Governor of West Kalimantan
- Incumbent
- Assumed office 20 February 2025
- President: Prabowo Subianto
- Deputy: Krisantus Kurniawan
- Preceded by: Sutarmidji Harisson Azroi (acting)

Vice Governor of West Kalimantan
- In office 5 September 2018 – 5 September 2023
- Governor: Sutarmidji
- Preceded by: Christiandy Sanjaya
- Succeeded by: Krisantus Kurniawan

Regent of Mempawah
- In office 12 April 2008 – 4 September 2018
- Governor: Cornelis Doddy Riyadmadji (acting)
- Deputy: Rubijanto (2009–2014) Gusti Ramlana (2014–2018)
- Preceded by: Agus Salim
- Succeeded by: Gusti Ramlana

Personal details
- Born: 17 December 1967 (age 58) Singkawang, West Kalimantan, Indonesia
- Party: Gerindra (since 2024)
- Other political affiliations: Golkar (until 2024)
- Spouse: Erlina Ria Norsan
- Children: 4
- Alma mater: Panca Bhakti University Tanjungpura University

= Ria Norsan =

Indonesian politician (born 1967)

Ria Norsan (born 17 December 1967) is an Indonesian politician who is the governor of West Kalimantan since February 2025. He had previously served as the province's vice governor under Sutarmidji between 2018 and 2023, and was the regent of Mempawah Regency between 2009 and 2018.

==Early life and education==
Ria Norsan was born on 17 December 1967 in Singkawang, West Kalimantan to a Muslim family. His father was an Indonesian army corporal stationed in the local military district, while his mother is a housewife of Chinese ethnicity. He spent his childhood in Mempawah where he studied, due to his father's military career. He studied for a bachelor's degree at Tanjungpura University between 1990 and 1994, later also obtaining a master's degree from Tarumanegara University in 2000 and a doctorate from Tanjungpura in 2004.

==Career==
Prior to entering university, he had worked as a civil servant in the provincial government, before later starting his own construction business as well as running an Ice pop shop.

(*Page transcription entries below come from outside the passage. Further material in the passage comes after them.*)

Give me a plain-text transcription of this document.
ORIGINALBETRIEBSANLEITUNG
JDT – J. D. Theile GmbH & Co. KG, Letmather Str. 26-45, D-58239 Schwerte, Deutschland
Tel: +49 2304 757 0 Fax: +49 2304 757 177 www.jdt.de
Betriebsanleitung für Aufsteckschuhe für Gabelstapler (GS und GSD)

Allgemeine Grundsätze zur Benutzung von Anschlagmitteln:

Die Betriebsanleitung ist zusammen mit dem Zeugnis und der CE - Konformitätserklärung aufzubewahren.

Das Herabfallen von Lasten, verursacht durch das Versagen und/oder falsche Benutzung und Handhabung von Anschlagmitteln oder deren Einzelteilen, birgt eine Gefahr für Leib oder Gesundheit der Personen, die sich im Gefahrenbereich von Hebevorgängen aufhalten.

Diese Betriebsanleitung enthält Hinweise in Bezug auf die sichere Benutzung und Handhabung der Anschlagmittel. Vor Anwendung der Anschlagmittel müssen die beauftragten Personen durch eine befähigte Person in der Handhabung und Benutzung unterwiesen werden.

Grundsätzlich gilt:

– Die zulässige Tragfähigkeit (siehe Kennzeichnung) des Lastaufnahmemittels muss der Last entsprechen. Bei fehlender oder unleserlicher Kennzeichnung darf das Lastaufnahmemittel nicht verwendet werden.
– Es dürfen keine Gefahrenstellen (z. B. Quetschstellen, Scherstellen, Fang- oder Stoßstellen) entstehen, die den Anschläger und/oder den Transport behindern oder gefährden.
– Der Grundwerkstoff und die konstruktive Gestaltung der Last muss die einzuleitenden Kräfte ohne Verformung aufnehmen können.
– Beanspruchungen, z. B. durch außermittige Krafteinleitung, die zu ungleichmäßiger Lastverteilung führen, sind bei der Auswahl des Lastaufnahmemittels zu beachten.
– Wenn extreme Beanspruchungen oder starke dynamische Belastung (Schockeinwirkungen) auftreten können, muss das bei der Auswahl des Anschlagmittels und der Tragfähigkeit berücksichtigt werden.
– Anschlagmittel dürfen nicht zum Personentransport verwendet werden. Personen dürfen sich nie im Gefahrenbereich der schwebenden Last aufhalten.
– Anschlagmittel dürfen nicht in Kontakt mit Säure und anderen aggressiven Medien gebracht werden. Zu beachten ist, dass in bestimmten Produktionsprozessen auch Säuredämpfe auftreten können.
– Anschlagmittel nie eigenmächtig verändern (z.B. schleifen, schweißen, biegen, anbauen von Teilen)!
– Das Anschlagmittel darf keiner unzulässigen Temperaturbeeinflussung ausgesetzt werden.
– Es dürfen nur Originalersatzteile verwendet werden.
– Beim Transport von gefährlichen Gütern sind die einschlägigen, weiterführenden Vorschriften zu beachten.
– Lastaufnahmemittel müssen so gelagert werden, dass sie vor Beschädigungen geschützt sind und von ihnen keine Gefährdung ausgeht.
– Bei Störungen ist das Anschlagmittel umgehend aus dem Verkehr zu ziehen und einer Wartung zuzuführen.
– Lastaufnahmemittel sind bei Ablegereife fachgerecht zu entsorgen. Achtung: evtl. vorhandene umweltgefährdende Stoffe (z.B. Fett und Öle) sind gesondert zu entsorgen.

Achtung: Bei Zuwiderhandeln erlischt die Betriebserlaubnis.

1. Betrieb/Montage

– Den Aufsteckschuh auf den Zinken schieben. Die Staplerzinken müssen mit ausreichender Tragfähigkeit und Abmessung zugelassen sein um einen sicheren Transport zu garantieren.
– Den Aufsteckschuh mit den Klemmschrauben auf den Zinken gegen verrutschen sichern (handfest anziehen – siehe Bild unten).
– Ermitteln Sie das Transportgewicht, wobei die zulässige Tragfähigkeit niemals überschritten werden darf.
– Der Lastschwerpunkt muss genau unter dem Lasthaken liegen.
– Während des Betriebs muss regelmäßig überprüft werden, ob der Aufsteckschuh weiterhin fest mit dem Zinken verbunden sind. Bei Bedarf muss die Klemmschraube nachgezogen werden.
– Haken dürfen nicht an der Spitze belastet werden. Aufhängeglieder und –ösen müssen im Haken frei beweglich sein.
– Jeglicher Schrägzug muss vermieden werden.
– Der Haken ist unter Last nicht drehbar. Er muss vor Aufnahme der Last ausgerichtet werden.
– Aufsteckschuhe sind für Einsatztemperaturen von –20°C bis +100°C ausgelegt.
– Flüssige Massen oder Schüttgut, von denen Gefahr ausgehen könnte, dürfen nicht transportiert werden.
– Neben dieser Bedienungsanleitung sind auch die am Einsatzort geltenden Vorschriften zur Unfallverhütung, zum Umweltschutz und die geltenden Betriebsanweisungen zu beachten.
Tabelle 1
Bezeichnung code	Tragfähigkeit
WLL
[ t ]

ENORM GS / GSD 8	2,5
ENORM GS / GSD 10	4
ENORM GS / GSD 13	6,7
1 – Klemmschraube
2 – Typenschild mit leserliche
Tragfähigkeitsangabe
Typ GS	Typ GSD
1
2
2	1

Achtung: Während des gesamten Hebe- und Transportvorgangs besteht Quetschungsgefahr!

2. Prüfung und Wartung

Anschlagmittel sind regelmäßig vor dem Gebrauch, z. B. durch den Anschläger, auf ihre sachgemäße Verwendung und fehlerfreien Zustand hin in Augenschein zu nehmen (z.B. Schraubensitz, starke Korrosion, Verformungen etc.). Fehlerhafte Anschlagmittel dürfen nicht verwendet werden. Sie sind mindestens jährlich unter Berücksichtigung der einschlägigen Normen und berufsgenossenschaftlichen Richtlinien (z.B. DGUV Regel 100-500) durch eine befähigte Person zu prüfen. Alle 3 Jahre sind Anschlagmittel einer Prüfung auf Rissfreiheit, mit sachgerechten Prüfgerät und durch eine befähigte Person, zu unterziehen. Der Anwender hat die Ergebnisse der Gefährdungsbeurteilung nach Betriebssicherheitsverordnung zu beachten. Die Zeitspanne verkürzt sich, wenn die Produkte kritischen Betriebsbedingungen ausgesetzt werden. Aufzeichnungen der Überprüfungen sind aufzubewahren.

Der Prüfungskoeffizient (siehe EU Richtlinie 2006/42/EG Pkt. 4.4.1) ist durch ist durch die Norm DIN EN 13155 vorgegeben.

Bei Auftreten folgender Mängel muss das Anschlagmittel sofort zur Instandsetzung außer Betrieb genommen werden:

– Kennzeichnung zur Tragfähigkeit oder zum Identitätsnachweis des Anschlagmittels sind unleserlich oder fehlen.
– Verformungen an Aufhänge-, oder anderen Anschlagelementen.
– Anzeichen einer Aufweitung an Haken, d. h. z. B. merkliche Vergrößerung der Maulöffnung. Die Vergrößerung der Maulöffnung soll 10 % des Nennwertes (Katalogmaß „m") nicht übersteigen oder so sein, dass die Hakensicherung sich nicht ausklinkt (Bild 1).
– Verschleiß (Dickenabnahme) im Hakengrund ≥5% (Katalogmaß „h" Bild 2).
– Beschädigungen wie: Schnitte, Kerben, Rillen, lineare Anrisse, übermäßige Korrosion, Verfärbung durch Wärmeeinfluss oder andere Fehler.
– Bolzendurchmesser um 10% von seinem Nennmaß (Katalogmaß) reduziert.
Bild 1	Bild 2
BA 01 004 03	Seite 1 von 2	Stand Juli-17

=== Regent of Mempawah ===
He became affiliated with Golkar, and in 2008 he was elected as regent of Mempawah Regency. He was reelected for a second term in 2013. He was also elected as chairman of Golkar's West Kalimantan branch for the 2015–2020 term.

=== Vice Governor of West Kalimantan ===
In 2018, he ran as the running mate of Sutarmidji in the 2018 gubernatorial election. The pair won 1,334,512 votes (51.55%), and Sutarmidji and Norsan were sworn in as governor and vice governor on 5 September 2018.

=== Governor of West Kalimantan ===
He then ran as a gubernatorial candidate against Sutarmidji in the 2024 gubernatorial election and defeated Sutarmidji. He had run with the support of PDI-P, despite his party Golkar supporting Sutarmidji's bid. Due to this, Norsan was fired from Golkar provincial board in September 2024. Norsan's son, Arief Rinaldi (member of the provincial legislature from Golkar), announced Norsan's removal from his position as party board. Golkar provincial chairman Maman Abdurrahman clarified that Norsan was not fired from the party, confirming Norsan's own claim that he is still member of Golkar. Norsan was sworn in as governor on 20 February 2025.

==Family==
Norsan is married to Erlina (b. 1969), and the couple has four children. After Norsan's tenure in Mempawah, Erlina was elected to the office in 2018, and she was reelected to a second term in 2024.